Opinion: Canadian universities and companies must proactively assess risks of collaboration with China

Guest Contributor
April 21, 2021

Canada has a rich history of collaboration with China. Over many decades, we helped to develop their agricultural products, medical techniques, and advanced technologies across many sectors. This collaboration was welcomed by successive Canadian governments which saw opportunities for helping China to build its R&D capacity while opening up access to the Chinese market for Canadian companies. As a member of the Canada-China Joint Committee on Science and Technology, I worked for seven years with others to pave the way for this collaboration.

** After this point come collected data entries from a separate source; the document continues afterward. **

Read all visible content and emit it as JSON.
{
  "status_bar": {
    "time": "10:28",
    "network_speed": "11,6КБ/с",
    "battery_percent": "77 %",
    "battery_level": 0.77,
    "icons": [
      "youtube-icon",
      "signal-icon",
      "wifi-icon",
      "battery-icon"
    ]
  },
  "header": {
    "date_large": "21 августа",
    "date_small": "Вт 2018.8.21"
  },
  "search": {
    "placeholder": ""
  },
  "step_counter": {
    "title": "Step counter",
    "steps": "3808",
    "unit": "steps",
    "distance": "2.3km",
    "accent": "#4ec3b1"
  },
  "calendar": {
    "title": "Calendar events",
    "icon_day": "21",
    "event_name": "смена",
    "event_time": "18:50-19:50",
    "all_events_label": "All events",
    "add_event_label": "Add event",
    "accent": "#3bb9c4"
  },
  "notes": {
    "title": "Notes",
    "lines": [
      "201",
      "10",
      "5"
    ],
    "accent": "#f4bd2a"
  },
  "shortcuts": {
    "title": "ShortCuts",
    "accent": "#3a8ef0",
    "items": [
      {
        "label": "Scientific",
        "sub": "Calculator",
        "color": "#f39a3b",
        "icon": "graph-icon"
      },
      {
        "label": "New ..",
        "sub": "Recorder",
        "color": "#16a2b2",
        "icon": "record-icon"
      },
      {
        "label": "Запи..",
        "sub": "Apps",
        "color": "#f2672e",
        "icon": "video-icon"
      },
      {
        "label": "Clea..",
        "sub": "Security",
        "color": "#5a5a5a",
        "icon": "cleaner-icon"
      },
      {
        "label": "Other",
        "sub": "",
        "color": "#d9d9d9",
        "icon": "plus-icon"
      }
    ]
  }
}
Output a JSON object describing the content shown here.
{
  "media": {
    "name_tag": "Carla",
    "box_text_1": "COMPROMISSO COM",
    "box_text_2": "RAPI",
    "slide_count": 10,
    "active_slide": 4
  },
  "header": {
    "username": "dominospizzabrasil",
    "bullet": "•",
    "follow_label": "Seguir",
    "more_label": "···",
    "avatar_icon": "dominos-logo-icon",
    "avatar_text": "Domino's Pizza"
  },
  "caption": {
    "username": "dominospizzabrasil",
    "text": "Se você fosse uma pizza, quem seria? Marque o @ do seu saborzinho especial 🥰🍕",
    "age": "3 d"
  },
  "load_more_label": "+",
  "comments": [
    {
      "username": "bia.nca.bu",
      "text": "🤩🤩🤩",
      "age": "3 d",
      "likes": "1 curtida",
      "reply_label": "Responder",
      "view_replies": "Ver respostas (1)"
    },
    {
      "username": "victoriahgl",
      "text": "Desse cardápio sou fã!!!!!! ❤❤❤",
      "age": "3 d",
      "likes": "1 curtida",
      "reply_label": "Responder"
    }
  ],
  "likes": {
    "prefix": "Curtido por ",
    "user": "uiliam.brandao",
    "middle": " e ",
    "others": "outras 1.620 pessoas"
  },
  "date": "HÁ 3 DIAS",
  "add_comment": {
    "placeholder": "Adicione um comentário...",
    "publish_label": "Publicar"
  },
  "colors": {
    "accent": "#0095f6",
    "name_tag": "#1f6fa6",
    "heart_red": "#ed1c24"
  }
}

But as Minister of Innovation, Science and Industry François-Philippe Champagne has said, “the China of 2021 is not the China of 2016.” Beijing has shown malign intent towards Canada and Canadians. This has come as a shock, and as we look more closely at China’s investments in and with Canadian universities and companies, some of it is clearly problematic.

For example, over the past five years, Canadian technology company joint ventures with Chinese partners have seen our technology absorbed into that of the Chinese company, with the Canadian firm left as a minor partner, or frozen out altogether. Tactics include forced technology transfer as well as mergers and acquisitions in other countries to turn foreign technology into Chinese technology to meet the objectives of China’s Indigenous Innovation Policy and the new Dual Circulation Policy. This is a particular risk for the young companies that come out of our Canadian universities.

Protection of Canadian data is also an issue in partnering with China, as Chinese companies and research organizations are amassing the world’s largest databases from data gathered in research collaborations all over the world, often using complex Chinese equipment.  Canadian data protection does not apply in a Chinese context. This is of particular concern regarding the personal data of Canadians.

Another area of concern is IT infrastructure. As an example, the University of Waterloo’s Graham Cluster uses Huawei equipment to service their research activity as part of Compute Canada’s national High Performance Computing network. As equipment is upgraded, the increased risk of more advanced Huawei hardware in Canadian research networks must be assessed, especially since the vendor necessarily has access through backdoors to make regular fixes and updates.

This is in addition to the hundreds of millions direct investment being made by Huawei in Canadian university research across the country, often without sufficient recognition of the Canadian researchers who produced the intellectual property. NSERC continues to contribute taxpayer funding to projects benefitting Huawei. While its decisions are peer-reviewed, one would have hoped that researchers and the granting council would by now have realized that, given the security questions around the company and its involvement in China’s surveillance state, this is not the time to be funding Huawei’s research program.

Furthermore, the Canadian Security Intelligence Service (CSIS) has flagged a concern about the IT infrastructure being used extensively for online courses — the Alibaba online platform for Zoom being used by Chinese students taking courses at Canadian universities. CSIS has warned that the system could be used for surveillance or monitoring, with Chinese firms required to do so under China’s 2017 National Intelligence Law.

Another recent trend with Chinese investment is the effort being made in some universities to keep these investments under the radar given the current controversy surrounding Chinese companies and investors contributing to foreign institutions. One can see that a large donation from a Chinese company or executive would be an attractive offer — Canadian universities are notoriously low on funds, an issue of which the Chinese are very aware. This obscuring of funding is happening in the tens of millions of dollars in Canada, and is concerning given that universities’ finances are generally assumed to be transparent.

Over the past five years, the Government of Canada has been developing its own awareness and intelligence on these issues. It has increased the briefings available to university administrators and researchers. Last month, the Government issued advisory guidelines for companies and researchers to help them assess risk. But professors must, in turn, be prepared to take action themselves which may mean not entering into collaborations which carry too much risk.

It is an accepted principle that researchers have academic freedom to partner with whomever they wish. But researchers are people, too. They can see the developing pattern of China’s partnerships and assess whether they want to contribute to that pattern in exchange for short-term research benefit to themselves. Similarly, Canadian universities must ensure transparency in the Chinese investments and donations they are receiving. If they are taking steps to obscure the source and size of donations, that is the moment to step back and decline the funding.

These are disappointing developments for those of us who have spent decades helping China to develop its S&T capacity, but we must see China’s behaviour as it really is, not as we wish it were.

Margaret McCuaig-Johnston is Senior Fellow at the Institute for Science, Society and Policy at the  University of Ottawa, and former Executive Vice-President of the Natural Sciences and Engineering Research Council of Canada.